Hundreds of children and families were there, and dozens of others donated time and services. The backpacks, and all the items in them, were provided by individuals.
Two years ago, Davis created a nonprofit organization bearing his name. His efforts began in 2008 when he and his family began feeding the homeless in Philadelphia. "We continued to build from there," he said.
Every Monday, Davis, his mother, grandmother, and twin sisters, 13, hand out meals to homeless men and women at 18th and Vine Streets, across from Philadelphia Family Court.
"Last week we barbecued hot dogs and hamburgers," said Nehemiah's mother, Myra Grant. "I made a tuna fish and macaroni salad. One of our volunteers brought pizza, and another volunteer brought homemade lemonade."
To pay for the food, Davis uses some proceeds from his businesses: a T-shirt company and a junk removal firm.
He also gets a lot of donations. "Sometimes people say, 'Hey, I want to buy the pizza this week.' And we allow that."
The back-to-school extravaganza was just one of several that Davis' foundation sponsors.
Each December, there's a Christmas party, with toys for the children at a recreation center in his Overbrook neighborhood.

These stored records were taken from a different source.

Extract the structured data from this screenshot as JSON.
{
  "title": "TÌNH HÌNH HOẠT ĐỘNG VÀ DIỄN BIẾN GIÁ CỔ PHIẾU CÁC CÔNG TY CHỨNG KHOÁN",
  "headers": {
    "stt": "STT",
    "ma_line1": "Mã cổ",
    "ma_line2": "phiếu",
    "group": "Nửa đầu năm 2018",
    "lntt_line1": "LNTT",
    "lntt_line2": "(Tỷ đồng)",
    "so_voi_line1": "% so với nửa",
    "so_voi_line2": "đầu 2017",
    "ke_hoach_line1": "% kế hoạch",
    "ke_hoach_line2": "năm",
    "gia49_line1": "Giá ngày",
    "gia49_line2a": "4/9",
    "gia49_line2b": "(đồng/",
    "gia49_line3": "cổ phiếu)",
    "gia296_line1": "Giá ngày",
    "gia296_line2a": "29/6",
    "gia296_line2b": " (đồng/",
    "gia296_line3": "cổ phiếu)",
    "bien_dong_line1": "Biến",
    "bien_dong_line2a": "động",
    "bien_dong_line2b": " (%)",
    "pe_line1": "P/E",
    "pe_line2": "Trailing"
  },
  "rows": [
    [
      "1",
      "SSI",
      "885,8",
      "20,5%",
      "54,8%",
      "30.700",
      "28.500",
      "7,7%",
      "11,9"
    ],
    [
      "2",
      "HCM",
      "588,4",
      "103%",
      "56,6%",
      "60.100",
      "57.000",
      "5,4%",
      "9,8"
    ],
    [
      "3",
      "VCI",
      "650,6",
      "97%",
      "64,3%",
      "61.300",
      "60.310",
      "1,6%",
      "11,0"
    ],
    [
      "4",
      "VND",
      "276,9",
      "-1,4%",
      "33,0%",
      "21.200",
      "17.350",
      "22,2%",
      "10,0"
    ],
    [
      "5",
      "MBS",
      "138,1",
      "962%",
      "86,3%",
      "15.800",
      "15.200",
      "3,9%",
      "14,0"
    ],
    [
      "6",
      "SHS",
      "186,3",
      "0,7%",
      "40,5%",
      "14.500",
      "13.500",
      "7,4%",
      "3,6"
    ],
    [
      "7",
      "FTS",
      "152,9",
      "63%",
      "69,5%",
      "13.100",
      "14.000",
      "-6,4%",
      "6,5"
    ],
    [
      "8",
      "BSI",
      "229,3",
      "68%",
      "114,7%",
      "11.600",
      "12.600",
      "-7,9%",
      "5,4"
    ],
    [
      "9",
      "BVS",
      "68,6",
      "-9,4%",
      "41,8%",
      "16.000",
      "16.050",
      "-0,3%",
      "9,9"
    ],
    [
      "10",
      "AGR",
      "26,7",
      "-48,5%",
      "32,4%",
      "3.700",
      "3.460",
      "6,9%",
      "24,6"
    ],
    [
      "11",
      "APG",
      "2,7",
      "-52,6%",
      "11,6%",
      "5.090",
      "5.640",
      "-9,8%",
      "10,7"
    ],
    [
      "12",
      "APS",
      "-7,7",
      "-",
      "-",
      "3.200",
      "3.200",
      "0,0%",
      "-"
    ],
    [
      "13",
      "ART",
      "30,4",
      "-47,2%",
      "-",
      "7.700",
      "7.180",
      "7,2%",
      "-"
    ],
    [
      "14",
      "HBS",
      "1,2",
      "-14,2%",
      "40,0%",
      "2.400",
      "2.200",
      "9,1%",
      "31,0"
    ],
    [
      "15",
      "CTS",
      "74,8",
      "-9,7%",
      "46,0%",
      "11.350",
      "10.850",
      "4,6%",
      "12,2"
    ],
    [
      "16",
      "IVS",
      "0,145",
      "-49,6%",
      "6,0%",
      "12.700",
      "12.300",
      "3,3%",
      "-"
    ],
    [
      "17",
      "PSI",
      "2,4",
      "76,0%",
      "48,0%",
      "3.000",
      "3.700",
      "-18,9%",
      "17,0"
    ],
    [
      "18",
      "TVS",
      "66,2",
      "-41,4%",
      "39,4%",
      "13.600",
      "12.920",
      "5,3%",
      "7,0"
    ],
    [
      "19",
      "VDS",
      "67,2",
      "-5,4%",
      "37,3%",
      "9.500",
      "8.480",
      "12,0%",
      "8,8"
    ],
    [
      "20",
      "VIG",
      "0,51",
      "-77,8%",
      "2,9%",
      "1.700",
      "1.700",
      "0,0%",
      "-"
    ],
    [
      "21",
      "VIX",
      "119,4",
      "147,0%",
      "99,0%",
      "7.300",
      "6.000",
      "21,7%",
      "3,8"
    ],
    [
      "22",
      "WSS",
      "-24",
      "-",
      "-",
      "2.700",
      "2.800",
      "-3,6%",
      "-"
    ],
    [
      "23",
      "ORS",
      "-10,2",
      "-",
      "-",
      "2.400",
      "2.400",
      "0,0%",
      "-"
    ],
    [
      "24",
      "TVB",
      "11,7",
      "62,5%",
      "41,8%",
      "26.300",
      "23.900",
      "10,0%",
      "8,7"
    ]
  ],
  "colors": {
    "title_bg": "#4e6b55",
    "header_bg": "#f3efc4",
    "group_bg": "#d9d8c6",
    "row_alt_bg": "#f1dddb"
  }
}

At Thanksgiving, he and volunteers serve Thanksgiving dinner to 200 homeless people from around the city, and at Easter there is an egg hunt.
Last winter, Davis and his helpers took 50 inner city youths on a ski trip to Spring Mountain, Pa.
"It's something that's definitely needed for the community," said Janelle Williams, of Wynnefield, who brought her two nephews. She said Davis is a role model who is giving back to the community he came from.
"There are a lot of things going on in Philadelphia that are not pleasant," she said. "He's trying to highlight something that is more positive. The children see that maybe they can grow up and do something like this. That's the overall theme: help yourself and then you'll be able to help others."
Davis' T-shirt company is named NeoDaviso - short for his name, Nehemiah Davis.
The "Peace N Philly" line carries messages that promote motivation and success. Some shirts say, "Success comes in cans, NOT can't." Others say, "Dream It, Build It, Live it" and "Young Mogul in the Making." The shirts sell for $25. Davis estimated he has given away "well over 100" and sold many more.
At a Peace N Philly rally in Love Park last month, 300 to 500 people turned out, and many bought the shirts, he said.
Rachel Still and Lydia Dunlap, owners of an entertainment management firm in Camden, donated 170 of the backpacks, with supplies included, that were handed out Sunday.
"We care about the community, and we want to stop the violence," said Dunlap, who came to the park Sunday. "The one thing that kids need is an education."
"It is our first year doing this with Nehemiah," said Still. "Absolutely, we would do it again."
Philadelphia police officer Willie Roundtree, of the 22nd District at 17th and Montgomery, said he partnered with Davis to sponsor Sunday's Peace N Philly event, with the goal of reducing violence in the city.
"It's a very important message because the kids are basically killing each other," Roundtree said. "We want to give them something positive, where they can come out and have fun - and there's no violence."
Philadelphia disc jockey Mike Lowry provided the music at Sunday's party. "I've known Nehemiah for a little while, and I like that he is using his influence in the city, and as a young man, to make a positive change. He's just a really a positive guy, and I wanted to be a part of it."
Kellie Brown, who has her own jewelry line, came to do "free inspirational bracelet-making with the kids to get them ready for school," she said.
"Whatever their goal is in school, the bracelets can have different meanings, and they get to make them."